Tuesday, August 07, 2007

Thoughts on Authentic Parenting

Yesterday I introduced Mary DeMuth's new book, Authentic Parenting for a Postmodern Culture. It was an easy book to read quickly, but it deserves a deeper wrestling with the issues that Mary raises. It deals a lot with heart attitudes, both with our kids and our relationship with God.

She brings out several areas or themes that are important areas to consider in our parenting:

1. Conversation. She encourages parents to keep the doors open in communication with our kids, because it will lead to unexpected opportunities for blessings (both for our kids and us!). She also discusses the power of the tongue, which can be a terrible thing used by impatient, harried parents (read: all of us) at times that hurts our kids instead of building them up. This is an issue I am just developing into since my kids are all younger than Mary's. Initially kids need more directives - they need to be taught to listen and given concrete direction in what to do. However, this conversational parenting becomes a blessing as they grow older, because it keeps the relationship avenues open and flowing both ways.

2. Haven. We need to protect our children's innocence and provide safety and security for them. Again, when they are young they need more protection. The ideal I get from Authentic is building a haven that gives them peace and security, without keeping them locked in a fortress. The world seems to be getting worse with debauchery and cruelty all the time. It is tempting to hide our children in a Christian safe house, avoiding any taint of culture. Now, I don't want my kids to sin, but they are going to have to face the world and walk out in it someday. In a haven we can train our kids in how to understand and walk in wisdom and purity without being fully sequestered.

Mary's family lived this out when they went to France to help pioneer a church. They could have cloistered their family from the secular education system in France (actively hostile to faith). By God's leading they did put their kids in public school. They had several trials, but it led to opportunities for character growth.

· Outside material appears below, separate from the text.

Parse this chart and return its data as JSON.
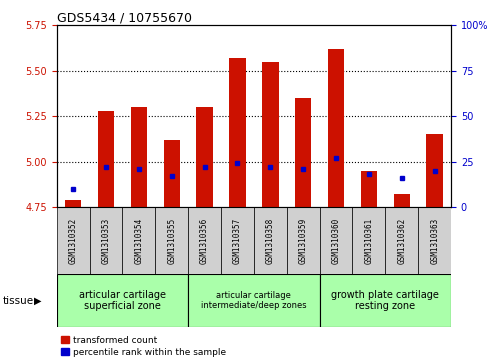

3. Art/Creativity. She placed a premium on encouraging kids in their creativity as an avenue of worship to the Lord. Some of this chapter could sound a little weird to some people I suppose, but as a creative individual myself I thought it was a wonderful reminder of using everything we've been given to help our kids experience God. (This from the boy who got in trouble in 1st grade for coloring George Washington's hair purple - Mom stood up for me though. Go Mom!) Our Lord is amazingly creative, and whether you like art, music, outdoors, or whatever, may it all be used to show our kids the glory of Jesus.

4. Authenticity. This can be a "buzz-word" in a postmodern discussion, but it is an important topic that is more than a tag-line. Mary speaks of being real in our faith, as opposed to Christians who put on a good outward show. She related families she's seen who do the right things on the outside, but at home scream, belittle, and live a superficial life. We know the words Jesus had for the Pharisees that only lived religiously without having a proper heart. I've learned some of the things Mary discusses in this section. Like her husband, I have a temper, and I've had to go back to my kids after blowing my top and confess that Daddy just sinned and should not have acted that way. I don't think my kids are my equals and require a justification for everything I do, but if I model humility when I've made a mistake, then hopefully they learn a lesson in how to walk out things when they make their own errors.

There's a lot more I could draw out of this book, but I don't want to re-write it here. Again, it is a book that helps us see heart issues in parenting. There are a lot of examples that are suggested, but it is not a "this is how you do it point-by-point" book. Authentic Parenting is a well-crafted resource for parents in considering their parenting skills and how to raise our kids to deal with the new world that is still in process of developing. Like any book, there are going to be points you may not fully agree with Mary on - so eat the meat and spit out the bones. Don't choke on them, because you'll miss good nourishment for your parenting life.

Thank you Mary, for your heart to share this. It was a valuable investment of time, and I hope it can be a blessing to many, many parents out there.

If you'd like to read an excerpt from the book, click here.

1 comment:

  1. I like that you defined authenticity in terms of integrity. It's more than just vulnerability and transparency. Thinking of it as the opposite of hypocrisy is helpful.